The same Hebrew words, the same cadence, for at least 2,600 years without interruption. Every one of those Friday nights, someone said it.
Numbers 6:24-26The record

The Priestly Blessing

Three verses specified in the Book of Numbers as the words the priests shall speak over the Israelites: "May the Lord bless you and keep you; may the Lord make his face shine upon you and be gracious to you; may the Lord lift up his face upon you and give you peace." Twenty-three words in the Hebrew. The text on the Ketef Hinnom scrolls is the oldest surviving physical copy. The same text is recited in synagogues on festival days and spoken by parents over their children on the eve of Shabbat. The practice of parents blessing their children on Friday nights is attested in medieval Ashkenazi sources; the custom appears across all major Jewish communities. The words haven't changed. The impulse behind them probably hasn't either.

Israel Museum, Jerusalem (physical scrolls); Numbers 6:22-27 (textual source)

Three years to read a sentence

The three years Shenhav spent opening the scrolls deserve their own moment. He worked under a microscope with instruments finer than surgical tools, moving in fractions of a millimetre per session. The silver had corroded over 2,600 years into something brittle and unpredictable; one mistake and the text would crack away before it could be read. He soaked them in solution to remove the corrosion, applied an elastic emulsion to support the surface, and advanced incrementally, session by session, across months that extended into years.

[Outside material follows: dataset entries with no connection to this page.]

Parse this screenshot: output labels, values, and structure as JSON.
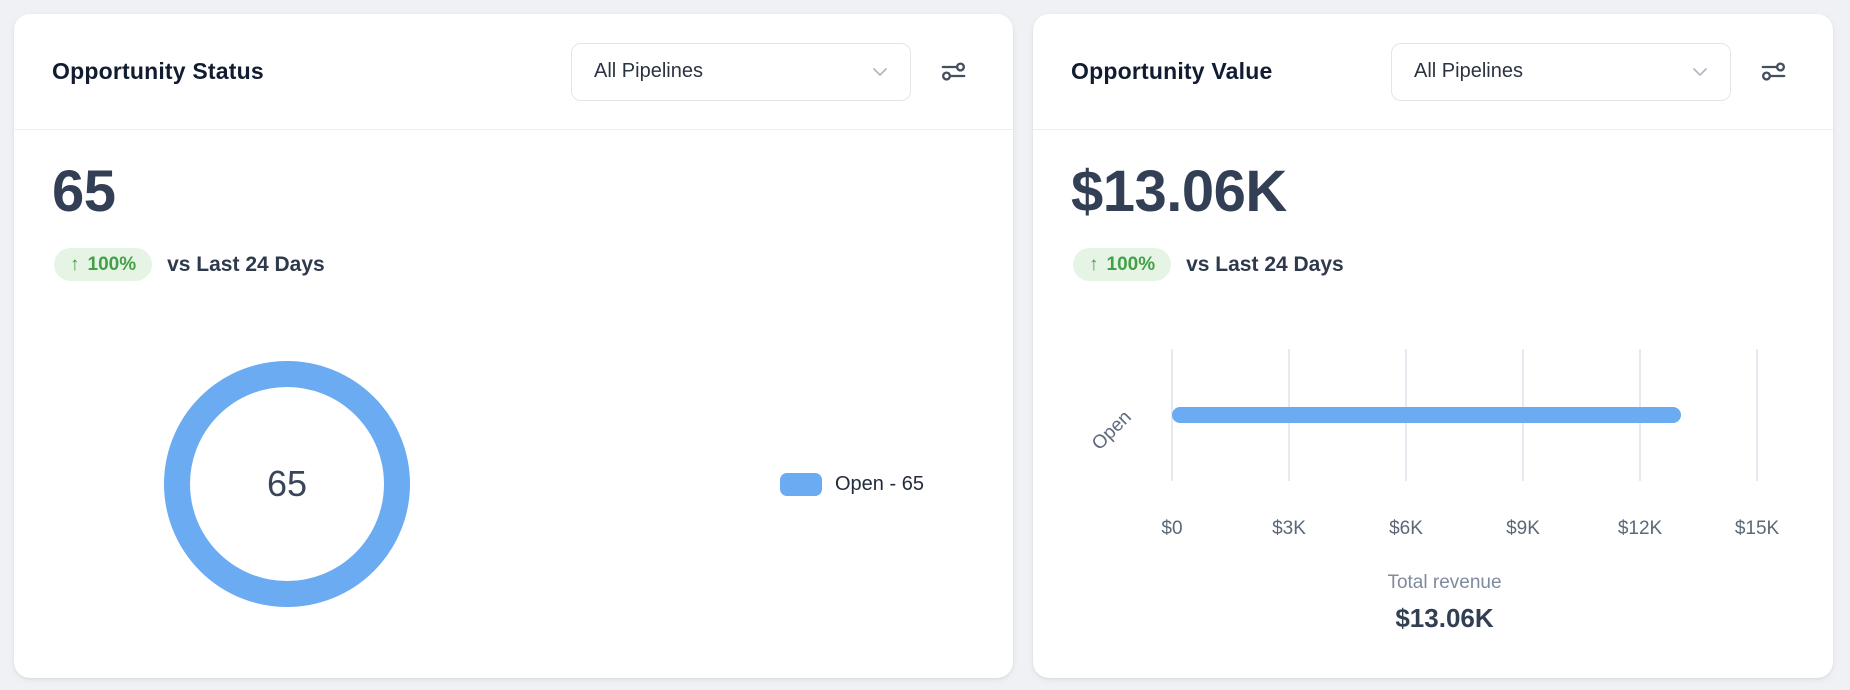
{
  "page": {
    "background_color": "#eff1f5"
  },
  "theme": {
    "accent_blue": "#6aabf2",
    "positive_green": "#43a047",
    "positive_green_bg": "#e6f4e6",
    "text_dark": "#333f54",
    "text_muted": "#5c6878"
  },
  "cards": [
    {
      "title": "Opportunity Status",
      "pipeline_select": {
        "value": "All Pipelines"
      },
      "stat": {
        "value": "65",
        "change_arrow": "↑",
        "change_badge": "100%",
        "comparison_label": "vs Last 24 Days"
      }
    },
    {
      "title": "Opportunity Value",
      "pipeline_select": {
        "value": "All Pipelines"
      },
      "stat": {
        "value": "$13.06K",
        "change_arrow": "↑",
        "change_badge": "100%",
        "comparison_label": "vs Last 24 Days"
      }
    }
  ],
  "chart_data": [
    {
      "type": "pie",
      "variant": "donut",
      "title": "Opportunity Status",
      "categories": [
        "Open"
      ],
      "values": [
        65
      ],
      "total": 65,
      "center_label": "65",
      "colors": [
        "#6aabf2"
      ],
      "legend_entries": [
        "Open - 65"
      ],
      "legend_position": "right"
    },
    {
      "type": "bar",
      "orientation": "horizontal",
      "title": "Opportunity Value",
      "categories": [
        "Open"
      ],
      "values": [
        13060
      ],
      "value_labels": [
        "$13.06K"
      ],
      "xlim": [
        0,
        15000
      ],
      "xticks": [
        "$0",
        "$3K",
        "$6K",
        "$9K",
        "$12K",
        "$15K"
      ],
      "xtick_values": [
        0,
        3000,
        6000,
        9000,
        12000,
        15000
      ],
      "grid": true,
      "bar_color": "#6aabf2",
      "footer_label": "Total revenue",
      "footer_value": "$13.06K"
    }
  ]
}
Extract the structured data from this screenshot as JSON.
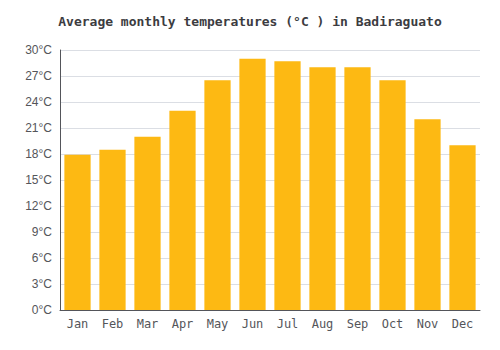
{
  "chart_data": {
    "type": "bar",
    "title": "Average monthly temperatures (°C ) in Badiraguato",
    "categories": [
      "Jan",
      "Feb",
      "Mar",
      "Apr",
      "May",
      "Jun",
      "Jul",
      "Aug",
      "Sep",
      "Oct",
      "Nov",
      "Dec"
    ],
    "values": [
      17.9,
      18.5,
      20.0,
      23.0,
      26.5,
      29.0,
      28.7,
      28.0,
      28.0,
      26.5,
      22.0,
      19.0
    ],
    "color": "#FDB913",
    "ylim": [
      0,
      30
    ],
    "yticks": [
      {
        "value": 0,
        "label": "0°C"
      },
      {
        "value": 3,
        "label": "3°C"
      },
      {
        "value": 6,
        "label": "6°C"
      },
      {
        "value": 9,
        "label": "9°C"
      },
      {
        "value": 12,
        "label": "12°C"
      },
      {
        "value": 15,
        "label": "15°C"
      },
      {
        "value": 18,
        "label": "18°C"
      },
      {
        "value": 21,
        "label": "21°C"
      },
      {
        "value": 24,
        "label": "24°C"
      },
      {
        "value": 27,
        "label": "27°C"
      },
      {
        "value": 30,
        "label": "30°C"
      }
    ],
    "grid": true
  }
}
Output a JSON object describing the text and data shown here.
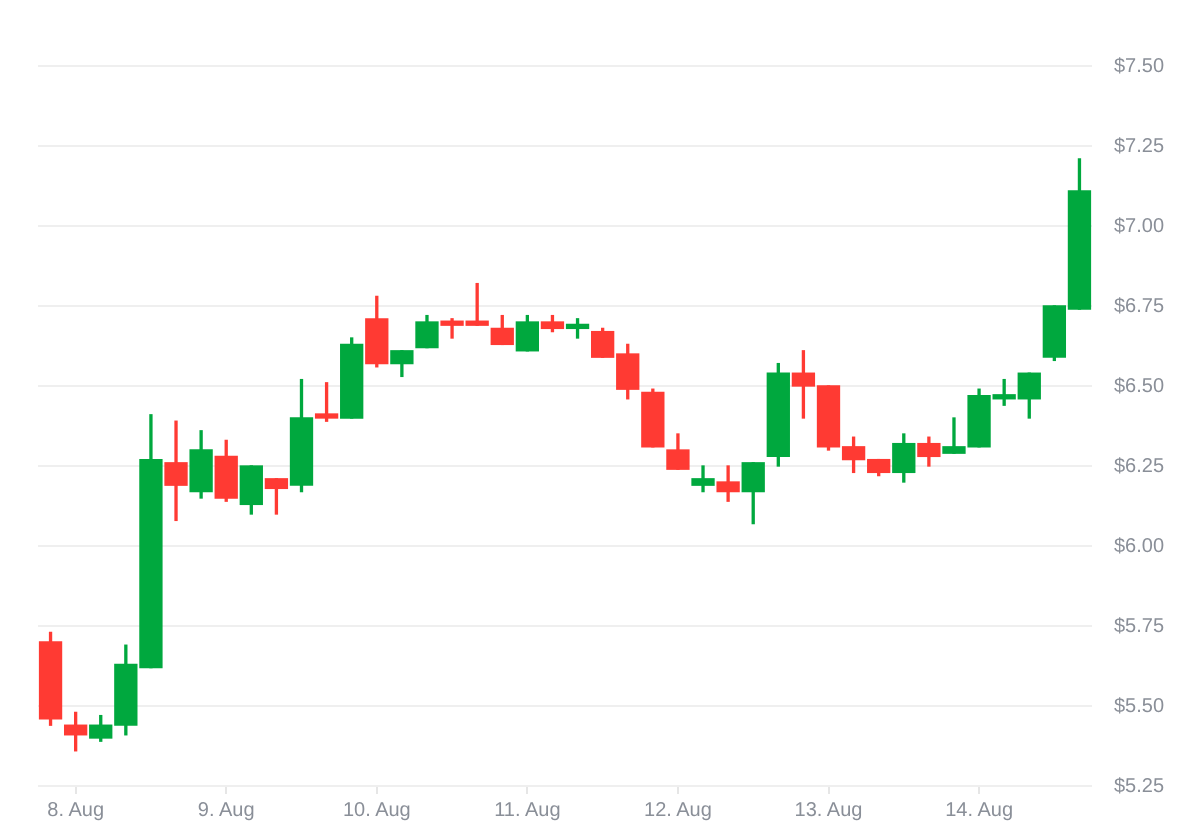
{
  "chart_data": {
    "type": "candlestick",
    "categories": [
      null,
      "8. Aug",
      null,
      null,
      null,
      null,
      null,
      "9. Aug",
      null,
      null,
      null,
      null,
      null,
      "10. Aug",
      null,
      null,
      null,
      null,
      null,
      "11. Aug",
      null,
      null,
      null,
      null,
      null,
      "12. Aug",
      null,
      null,
      null,
      null,
      null,
      "13. Aug",
      null,
      null,
      null,
      null,
      null,
      "14. Aug",
      null,
      null,
      null,
      null
    ],
    "ohlc": [
      [
        5.7,
        5.73,
        5.44,
        5.46
      ],
      [
        5.44,
        5.48,
        5.36,
        5.41
      ],
      [
        5.4,
        5.47,
        5.39,
        5.44
      ],
      [
        5.44,
        5.69,
        5.41,
        5.63
      ],
      [
        5.62,
        6.41,
        5.62,
        6.27
      ],
      [
        6.26,
        6.39,
        6.08,
        6.19
      ],
      [
        6.17,
        6.36,
        6.15,
        6.3
      ],
      [
        6.28,
        6.33,
        6.14,
        6.15
      ],
      [
        6.13,
        6.25,
        6.1,
        6.25
      ],
      [
        6.21,
        6.21,
        6.1,
        6.18
      ],
      [
        6.19,
        6.52,
        6.17,
        6.4
      ],
      [
        6.41,
        6.51,
        6.39,
        6.4
      ],
      [
        6.4,
        6.65,
        6.4,
        6.63
      ],
      [
        6.71,
        6.78,
        6.56,
        6.57
      ],
      [
        6.57,
        6.61,
        6.53,
        6.61
      ],
      [
        6.62,
        6.72,
        6.62,
        6.7
      ],
      [
        6.7,
        6.71,
        6.65,
        6.69
      ],
      [
        6.7,
        6.82,
        6.69,
        6.69
      ],
      [
        6.68,
        6.72,
        6.63,
        6.63
      ],
      [
        6.61,
        6.72,
        6.61,
        6.7
      ],
      [
        6.7,
        6.72,
        6.67,
        6.68
      ],
      [
        6.68,
        6.71,
        6.65,
        6.69
      ],
      [
        6.67,
        6.68,
        6.59,
        6.59
      ],
      [
        6.6,
        6.63,
        6.46,
        6.49
      ],
      [
        6.48,
        6.49,
        6.31,
        6.31
      ],
      [
        6.3,
        6.35,
        6.24,
        6.24
      ],
      [
        6.19,
        6.25,
        6.17,
        6.21
      ],
      [
        6.2,
        6.25,
        6.14,
        6.17
      ],
      [
        6.17,
        6.26,
        6.07,
        6.26
      ],
      [
        6.28,
        6.57,
        6.25,
        6.54
      ],
      [
        6.54,
        6.61,
        6.4,
        6.5
      ],
      [
        6.5,
        6.5,
        6.3,
        6.31
      ],
      [
        6.31,
        6.34,
        6.23,
        6.27
      ],
      [
        6.27,
        6.27,
        6.22,
        6.23
      ],
      [
        6.23,
        6.35,
        6.2,
        6.32
      ],
      [
        6.32,
        6.34,
        6.25,
        6.28
      ],
      [
        6.29,
        6.4,
        6.29,
        6.31
      ],
      [
        6.31,
        6.49,
        6.31,
        6.47
      ],
      [
        6.46,
        6.52,
        6.44,
        6.47
      ],
      [
        6.46,
        6.54,
        6.4,
        6.54
      ],
      [
        6.59,
        6.75,
        6.58,
        6.75
      ],
      [
        6.74,
        7.21,
        6.74,
        7.11
      ]
    ],
    "colors": [
      "#ff3a33",
      "#ff3a33",
      "#00a83e",
      "#00a83e",
      "#00a83e",
      "#ff3a33",
      "#00a83e",
      "#ff3a33",
      "#00a83e",
      "#ff3a33",
      "#00a83e",
      "#ff3a33",
      "#00a83e",
      "#ff3a33",
      "#00a83e",
      "#00a83e",
      "#ff3a33",
      "#ff3a33",
      "#ff3a33",
      "#00a83e",
      "#ff3a33",
      "#00a83e",
      "#ff3a33",
      "#ff3a33",
      "#ff3a33",
      "#ff3a33",
      "#00a83e",
      "#ff3a33",
      "#00a83e",
      "#00a83e",
      "#ff3a33",
      "#ff3a33",
      "#ff3a33",
      "#ff3a33",
      "#00a83e",
      "#ff3a33",
      "#00a83e",
      "#00a83e",
      "#00a83e",
      "#00a83e",
      "#00a83e",
      "#00a83e"
    ],
    "ylim": [
      5.25,
      7.5
    ],
    "yticks": [
      {
        "value": 5.25,
        "label": "$5.25"
      },
      {
        "value": 5.5,
        "label": "$5.50"
      },
      {
        "value": 5.75,
        "label": "$5.75"
      },
      {
        "value": 6,
        "label": "$6.00"
      },
      {
        "value": 6.25,
        "label": "$6.25"
      },
      {
        "value": 6.5,
        "label": "$6.50"
      },
      {
        "value": 6.75,
        "label": "$6.75"
      },
      {
        "value": 7,
        "label": "$7.00"
      },
      {
        "value": 7.25,
        "label": "$7.25"
      },
      {
        "value": 7.5,
        "label": "$7.50"
      }
    ],
    "grid": "y"
  }
}
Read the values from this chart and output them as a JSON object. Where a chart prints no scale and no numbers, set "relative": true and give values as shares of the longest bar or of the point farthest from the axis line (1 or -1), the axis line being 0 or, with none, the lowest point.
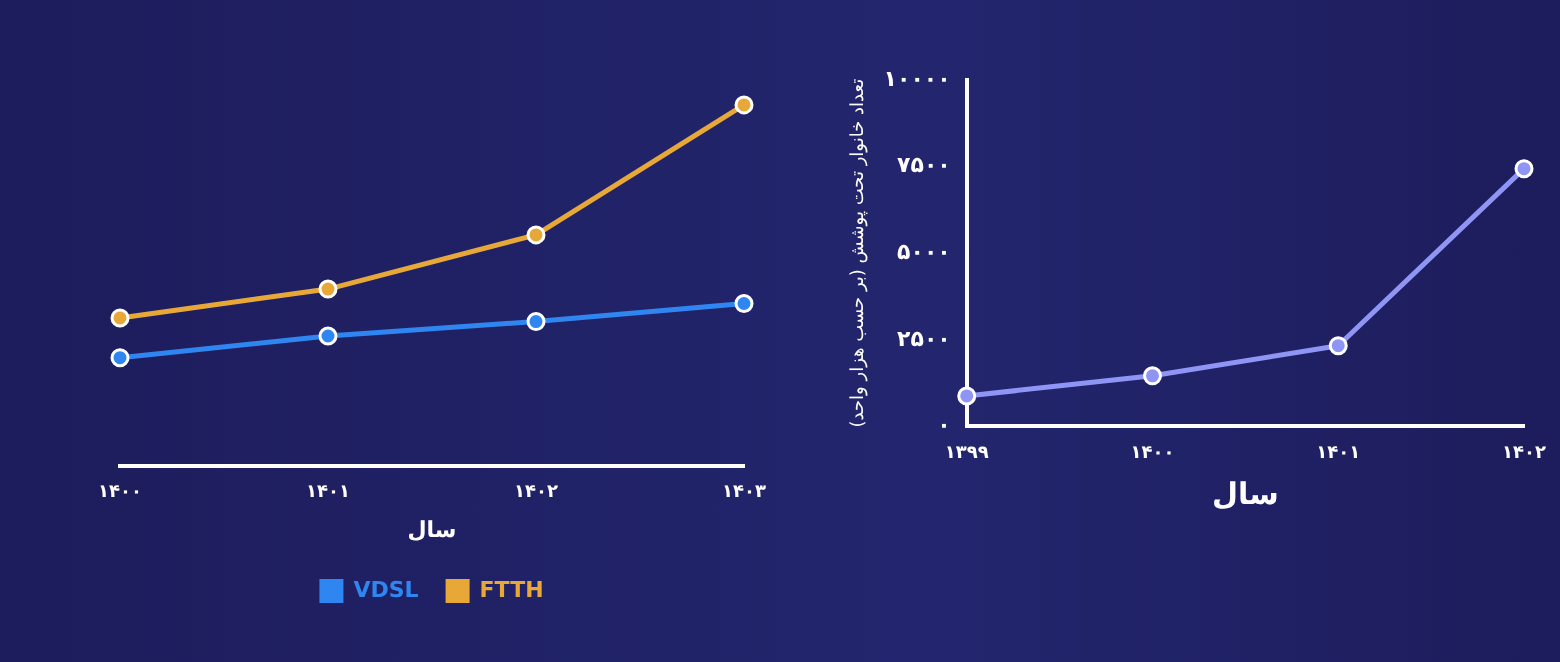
{
  "chart_data": [
    {
      "type": "line",
      "xlabel": "سال",
      "categories": [
        "۱۴۰۰",
        "۱۴۰۱",
        "۱۴۰۲",
        "۱۴۰۳"
      ],
      "relative": true,
      "marker": "circle",
      "grid": false,
      "legend": "bottom",
      "series": [
        {
          "name": "VDSL",
          "color": "#2f86f0",
          "values": [
            0.3,
            0.36,
            0.4,
            0.45
          ]
        },
        {
          "name": "FTTH",
          "color": "#e8a838",
          "values": [
            0.41,
            0.49,
            0.64,
            1
          ]
        }
      ]
    },
    {
      "type": "line",
      "xlabel": "سال",
      "ylabel": "تعداد خانوار تحت پوشش (بر حسب هزار واحد)",
      "categories": [
        "۱۳۹۹",
        "۱۴۰۰",
        "۱۴۰۱",
        "۱۴۰۲"
      ],
      "marker": "circle",
      "grid": false,
      "ylim": [
        0,
        10000
      ],
      "yticks": [
        {
          "value": 0,
          "label": "۰"
        },
        {
          "value": 2500,
          "label": "۲۵۰۰"
        },
        {
          "value": 5000,
          "label": "۵۰۰۰"
        },
        {
          "value": 7500,
          "label": "۷۵۰۰"
        },
        {
          "value": 10000,
          "label": "۱۰۰۰۰"
        }
      ],
      "series": [
        {
          "color": "#8f95f5",
          "values": [
            880,
            1460,
            2330,
            7440
          ]
        }
      ]
    }
  ]
}
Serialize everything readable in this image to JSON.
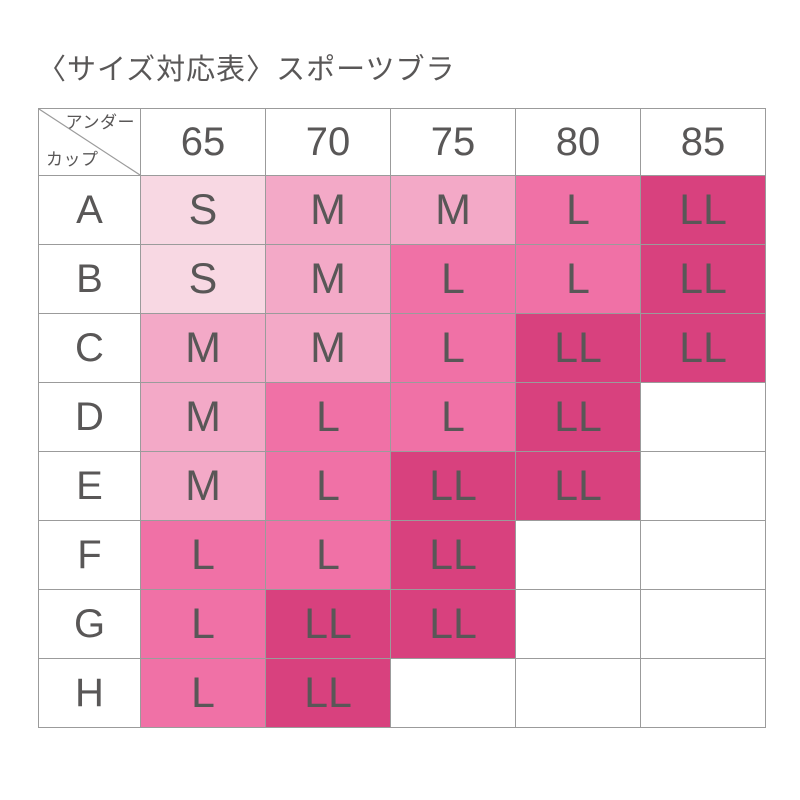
{
  "title": "〈サイズ対応表〉スポーツブラ",
  "chart_data": {
    "type": "table",
    "title": "〈サイズ対応表〉スポーツブラ",
    "corner": {
      "column_axis_label": "アンダー",
      "row_axis_label": "カップ"
    },
    "columns": [
      "65",
      "70",
      "75",
      "80",
      "85"
    ],
    "rows": [
      {
        "cup": "A",
        "sizes": [
          "S",
          "M",
          "M",
          "L",
          "LL"
        ]
      },
      {
        "cup": "B",
        "sizes": [
          "S",
          "M",
          "L",
          "L",
          "LL"
        ]
      },
      {
        "cup": "C",
        "sizes": [
          "M",
          "M",
          "L",
          "LL",
          "LL"
        ]
      },
      {
        "cup": "D",
        "sizes": [
          "M",
          "L",
          "L",
          "LL",
          ""
        ]
      },
      {
        "cup": "E",
        "sizes": [
          "M",
          "L",
          "LL",
          "LL",
          ""
        ]
      },
      {
        "cup": "F",
        "sizes": [
          "L",
          "L",
          "LL",
          "",
          ""
        ]
      },
      {
        "cup": "G",
        "sizes": [
          "L",
          "LL",
          "LL",
          "",
          ""
        ]
      },
      {
        "cup": "H",
        "sizes": [
          "L",
          "LL",
          "",
          "",
          ""
        ]
      }
    ],
    "cell_colors": {
      "S": "#f8d8e3",
      "M": "#f3a9c7",
      "L": "#f071a6",
      "LL": "#d8417e",
      "empty": "#ffffff"
    },
    "text_color": "#595757",
    "grid_color": "#9b9b9b"
  }
}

It's a different kind of patience from the patience that wrote the words in the first place - the slow, deliberate labour of a scribe pressing a stylus into silver, making something small enough to wear but legible enough to mean. Then the patience of the burial, the centuries in the dark, then Shenhav's three years of recovery. The blessing has been passed hand to hand for a very long time. Sometimes the hands are wearing gloves and holding tweezers under a magnifying lamp. The intention is the same.

Nathan, the thirteen-year-old with the hammer, apparently wasn't told at first what he'd found. Somewhere there's a version of this story in which he grew up, had children of his own, and on Friday evenings put his hands on their heads and said the blessing without ever knowing he was the one who found it. The tribe runs on exactly that kind of accidental continuity.

c. 600 BCE
The silver scrolls are made and buried with their owner in a cave above the Hinnom Valley, just before the Babylonian exile.
586 BCE
Babylon destroys Jerusalem and the First Temple. The cave is sealed. The scrolls wait.
1979
Gabriel Barkay's excavation at Ketef Hinnom; Nathan, 13, breaks through the chamber floor and discovers the undisturbed repository.
1979-1982
Conservator Joseph Shenhav spends three years stabilising and unrolling the scrolls without destroying the inscription.
Today
The scrolls are at the Israel Museum, Jerusalem. The blessing is said over children every Friday night, as it has been for at least 2,600 years.